Wißt ihr was über Beschränkungen von HSQLDB


----------



## HoaX (26. Nov 2007)

ich hatte schon weit mehr als 10000 datensätze in einer hsqldb. wie schaut denn dein code aus?


----------



## stevieboy (26. Nov 2007)

Meine Datenbank hatte schon ca. 250.000 Einträge.

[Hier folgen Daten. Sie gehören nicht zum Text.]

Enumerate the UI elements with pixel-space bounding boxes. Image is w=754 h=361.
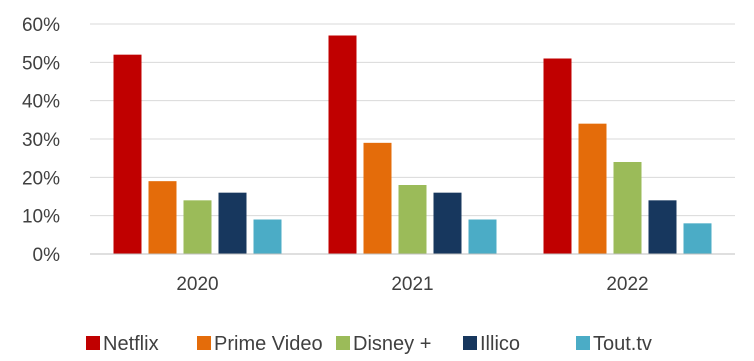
legend-label: Illico bbox=[480, 333, 520, 355]
legend-item: Prime Video bbox=[197, 333, 323, 355]
bar-disney-2021 bbox=[398, 185, 427, 254]
x-tick-label: 2022 bbox=[606, 274, 648, 295]
bars bbox=[113, 35, 712, 255]
legend-item: Tout.tv bbox=[576, 333, 652, 355]
bar-netflix-2021 bbox=[328, 35, 357, 254]
bar-netflix-2020 bbox=[113, 54, 142, 254]
x-tick-label: 2021 bbox=[391, 274, 433, 295]
x-tick-label: 2020 bbox=[176, 274, 218, 295]
legend-swatch bbox=[576, 336, 590, 350]
y-tick-label: 20% bbox=[22, 168, 60, 189]
bar-prime-video-2021 bbox=[363, 142, 392, 254]
bar-prime-video-2020 bbox=[148, 181, 177, 254]
bar-tout-tv-2022 bbox=[683, 223, 712, 254]
legend-label: Tout.tv bbox=[593, 333, 652, 355]
y-tick-label: 50% bbox=[22, 53, 60, 74]
bar-tout-tv-2020 bbox=[253, 219, 282, 254]
legend-swatch bbox=[463, 336, 477, 350]
y-tick-label: 60% bbox=[22, 15, 60, 36]
y-axis-ticks: 0% 10% 20% 30% 40% 50% 60% bbox=[22, 15, 60, 266]
x-axis: 2020 2021 2022 bbox=[90, 253, 735, 295]
y-tick-label: 40% bbox=[22, 92, 60, 113]
legend-item: Netflix bbox=[86, 333, 159, 355]
bar-illico-2021 bbox=[433, 192, 462, 254]
y-tick-label: 30% bbox=[22, 130, 60, 151]
bar-tout-tv-2021 bbox=[468, 219, 497, 254]
bar-prime-video-2022 bbox=[578, 123, 607, 255]
bar-netflix-2022 bbox=[543, 58, 572, 254]
legend-item: Illico bbox=[463, 333, 520, 355]
legend-label: Prime Video bbox=[214, 333, 323, 355]
legend: Netflix Prime Video Disney + Illico Tout.tv bbox=[86, 333, 652, 355]
bar-illico-2022 bbox=[648, 200, 677, 254]
legend-item: Disney + bbox=[336, 333, 431, 355]
legend-swatch bbox=[336, 336, 350, 350]
bar-disney-2020 bbox=[183, 200, 212, 254]
legend-label: Netflix bbox=[103, 333, 159, 355]
legend-label: Disney + bbox=[353, 333, 431, 355]
y-tick-label: 0% bbox=[33, 245, 61, 266]
bar-disney-2022 bbox=[613, 162, 642, 254]
legend-swatch bbox=[197, 336, 211, 350]
y-tick-label: 10% bbox=[22, 207, 60, 228]
legend-swatch bbox=[86, 336, 100, 350]
bar-illico-2020 bbox=[218, 192, 247, 254]
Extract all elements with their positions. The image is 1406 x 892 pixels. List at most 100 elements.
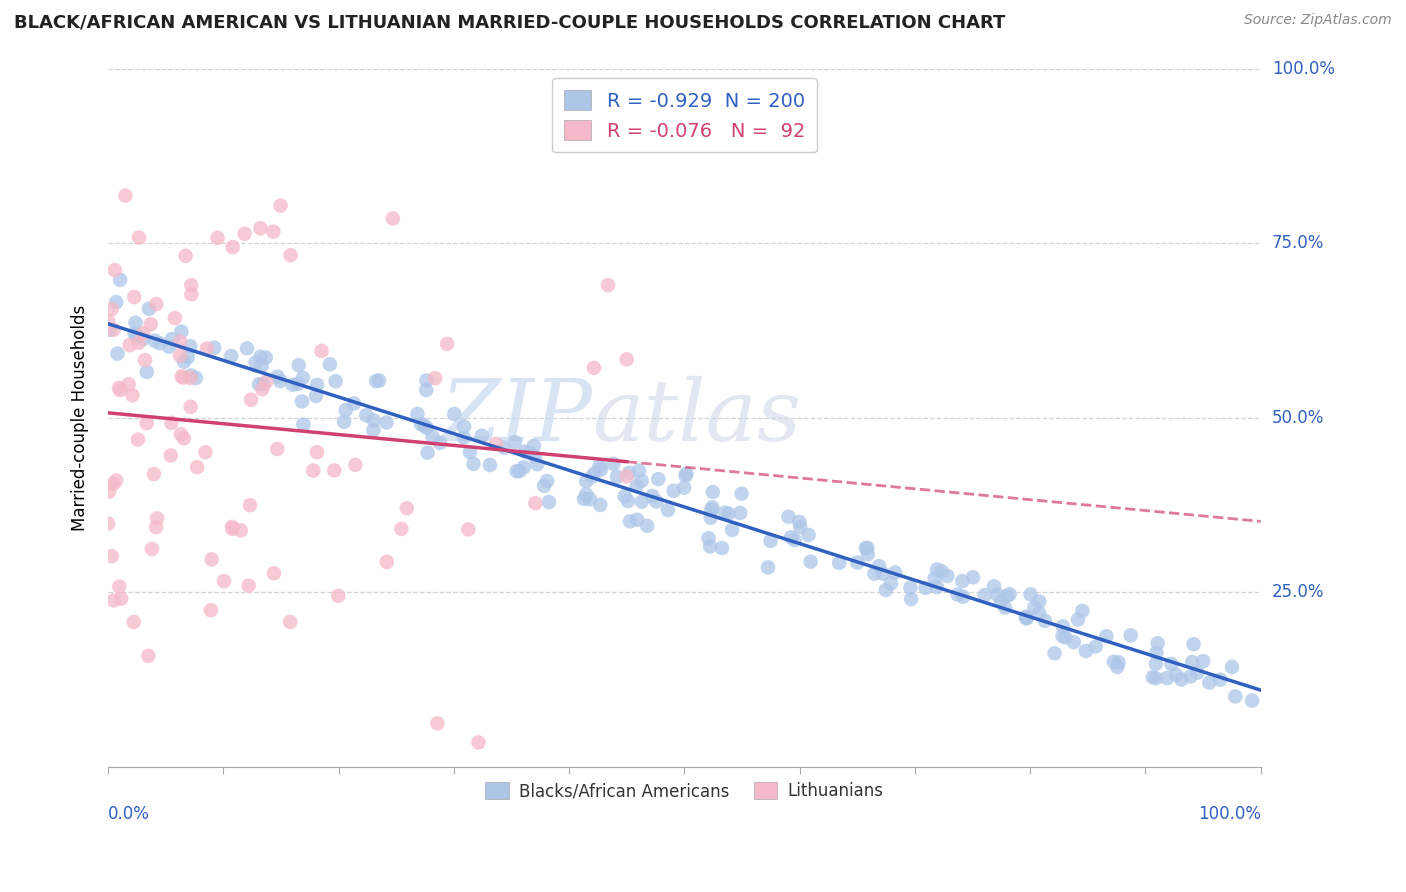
Point [717,507,740,521]
Point [180,287,202,301]
Point [229,524,252,538]
Text: BLACK/AFRICAN AMERICAN VS LITHUANIAN MARRIED-COUPLE HOUSEHOLDS CORRELATION CHART: BLACK/AFRICAN AMERICAN VS LITHUANIAN MAR… [14,13,1005,31]
Point [270,198,292,212]
Point [519,446,541,460]
Point [238,579,260,593]
Point [463,457,485,471]
Point [319,357,342,371]
Point [366,374,388,388]
Point [1146,646,1168,660]
Point [998,587,1021,601]
Point [180,278,202,293]
Point [572,491,595,506]
Point [458,445,481,459]
Point [588,458,610,473]
Point [986,588,1008,602]
Point [395,501,418,516]
Point [453,430,475,444]
Point [1054,630,1077,644]
Point [1052,629,1074,643]
Point [169,334,191,349]
Point [485,437,508,451]
Point [172,370,194,384]
Point [100,301,122,316]
Point [728,506,751,520]
Point [233,227,256,241]
Point [163,311,186,326]
Point [344,458,367,472]
Point [287,358,309,372]
Point [305,389,328,403]
Point [673,481,696,495]
Point [537,495,560,509]
Point [389,522,412,536]
Point [645,494,668,508]
Point [415,383,437,397]
Point [1015,611,1038,625]
Point [1095,629,1118,643]
Point [149,336,172,351]
Point [97,314,120,328]
Point [1033,614,1056,628]
Y-axis label: Married-couple Households: Married-couple Households [72,304,89,531]
Point [323,463,346,477]
Point [995,589,1018,603]
Point [630,494,652,508]
Point [124,326,146,341]
Point [252,382,274,396]
Point [1146,636,1168,650]
Point [302,463,325,477]
Point [335,403,357,417]
Point [505,464,527,478]
Point [423,371,446,385]
Point [363,413,385,427]
Point [170,369,193,384]
Point [880,576,903,591]
Point [1182,637,1205,651]
Point [875,582,897,597]
Point [973,588,995,602]
Point [1071,604,1094,618]
Point [108,381,131,395]
Point [797,528,820,542]
Point [107,347,129,361]
Point [702,485,724,500]
Point [292,417,315,432]
Point [117,377,139,392]
Point [575,474,598,488]
Point [252,377,274,392]
Text: Source: ZipAtlas.com: Source: ZipAtlas.com [1244,13,1392,28]
Text: 25.0%: 25.0% [1272,583,1324,601]
Point [125,328,148,343]
Point [343,396,366,410]
Point [800,555,823,569]
Point [626,479,648,493]
Point [1187,665,1209,680]
Text: ZIP: ZIP [440,376,592,458]
Point [426,716,449,731]
Point [305,445,328,459]
Point [160,332,183,346]
Point [872,566,894,581]
Point [699,510,721,524]
Point [697,531,720,545]
Point [990,595,1012,609]
Point [699,540,721,554]
Point [536,474,558,488]
Point [200,603,222,617]
Point [513,444,536,458]
Point [1063,635,1085,649]
Point [269,374,291,388]
Point [946,588,969,602]
Point [626,513,648,527]
Point [159,449,181,463]
Point [1084,640,1107,654]
Point [1028,606,1050,620]
Point [1220,660,1243,674]
Point [931,565,953,579]
Point [868,559,890,574]
Point [141,541,163,556]
Point [1028,594,1050,608]
Point [132,326,155,340]
Point [1144,657,1167,671]
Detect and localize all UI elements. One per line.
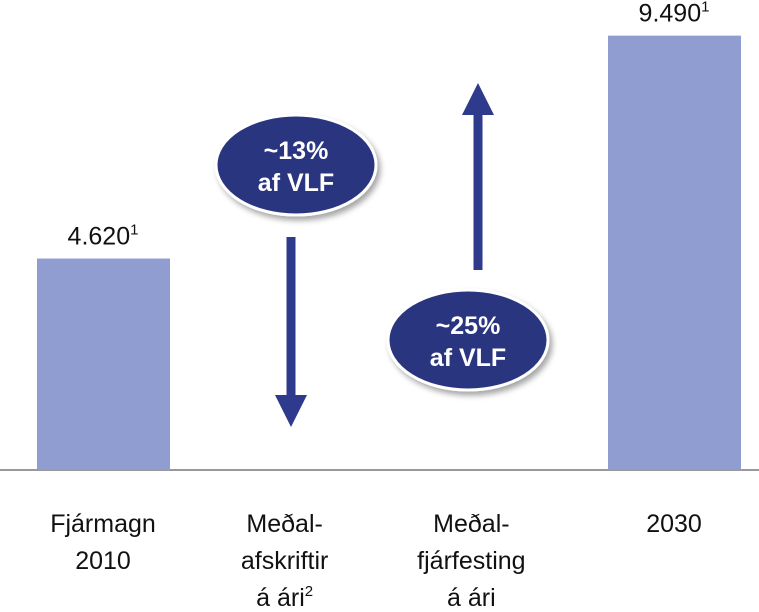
x-tick-label-text: á ári — [447, 584, 496, 612]
bubble — [214, 113, 378, 217]
value-label-text: 9.490 — [639, 0, 702, 28]
value-label: 9.4901 — [639, 0, 710, 28]
x-tick-label: á ári2 — [256, 583, 313, 612]
x-tick-label: 2010 — [75, 547, 131, 575]
footnote-mark: 2 — [305, 583, 313, 600]
bar — [37, 258, 170, 470]
footnote-mark: 1 — [130, 222, 138, 239]
annotation: af VLF — [258, 169, 334, 197]
x-tick-label-text: 2010 — [75, 547, 131, 575]
x-tick-label-text: 2030 — [646, 510, 702, 538]
value-label: 4.6201 — [68, 222, 139, 251]
x-tick-label: fjárfesting — [417, 547, 525, 575]
x-tick-label: Fjármagn — [50, 510, 156, 538]
x-tick-label: afskriftir — [241, 547, 329, 575]
bar — [608, 35, 741, 471]
x-tick-label-text: afskriftir — [241, 547, 329, 575]
x-tick-label-text: Meðal- — [246, 510, 322, 538]
x-tick-label: 2030 — [646, 510, 702, 538]
annotation: ~25% — [436, 312, 501, 340]
bubble — [386, 288, 550, 392]
x-tick-label: Meðal- — [246, 510, 322, 538]
x-tick-label-text: fjárfesting — [417, 547, 525, 575]
annotation: af VLF — [430, 344, 506, 372]
down-arrow — [275, 237, 307, 427]
annotation: ~13% — [264, 137, 329, 165]
footnote-mark: 1 — [701, 0, 709, 16]
x-tick-label-text: Fjármagn — [50, 510, 156, 538]
x-tick-label-text: á ári — [256, 584, 305, 612]
x-tick-label: á ári — [447, 584, 496, 612]
x-tick-label-text: Meðal- — [433, 510, 509, 538]
up-arrow — [462, 83, 494, 270]
x-tick-label: Meðal- — [433, 510, 509, 538]
value-label-text: 4.620 — [68, 223, 131, 251]
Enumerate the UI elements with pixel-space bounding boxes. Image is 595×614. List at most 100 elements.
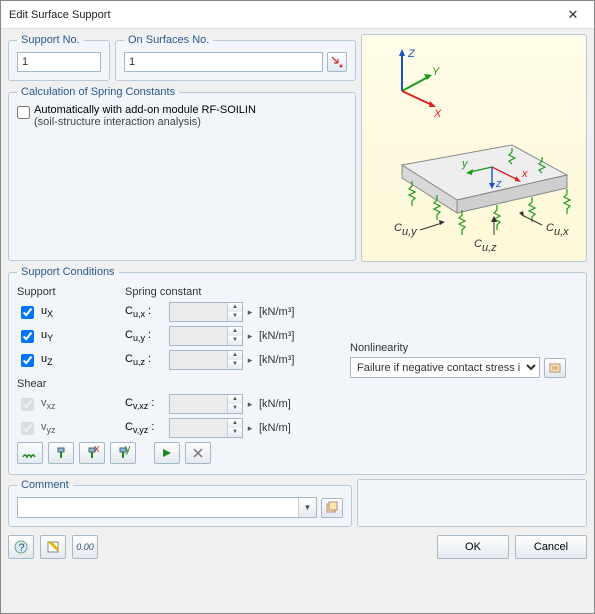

Es liegt also definitiv nicht an HSQLDB,wenn es "plötzlich aufhört".

Mit den entsprechenden Codeschnipseln finden wir vielleicht einen Fehler.


----------



## The_S (27. Nov 2007)

HSQL kommt auch problemlos mit mehreren Millionen Einträgen klar.


----------



## stevieboy (27. Nov 2007)

Hobbit_Im_Blutrausch hat gesagt.:
			
		

> HSQL kommt auch problemlos mit mehreren Millionen Einträgen klar.



Deiner ist länger als meiner?  :bae:


----------



## The_S (27. Nov 2007)

du hasts erfasst


----------



## Guest (27. Nov 2007)

Danke Jungs.
Ich hab man selber ne kleine Überprüfung durchgeführt und siehe da die anderen sind doch da, bloß komsicherweise stehen sie nicht im .script File.


----------



## The_S (28. Nov 2007)

Hast du die DB sauber runtergefahren?


----------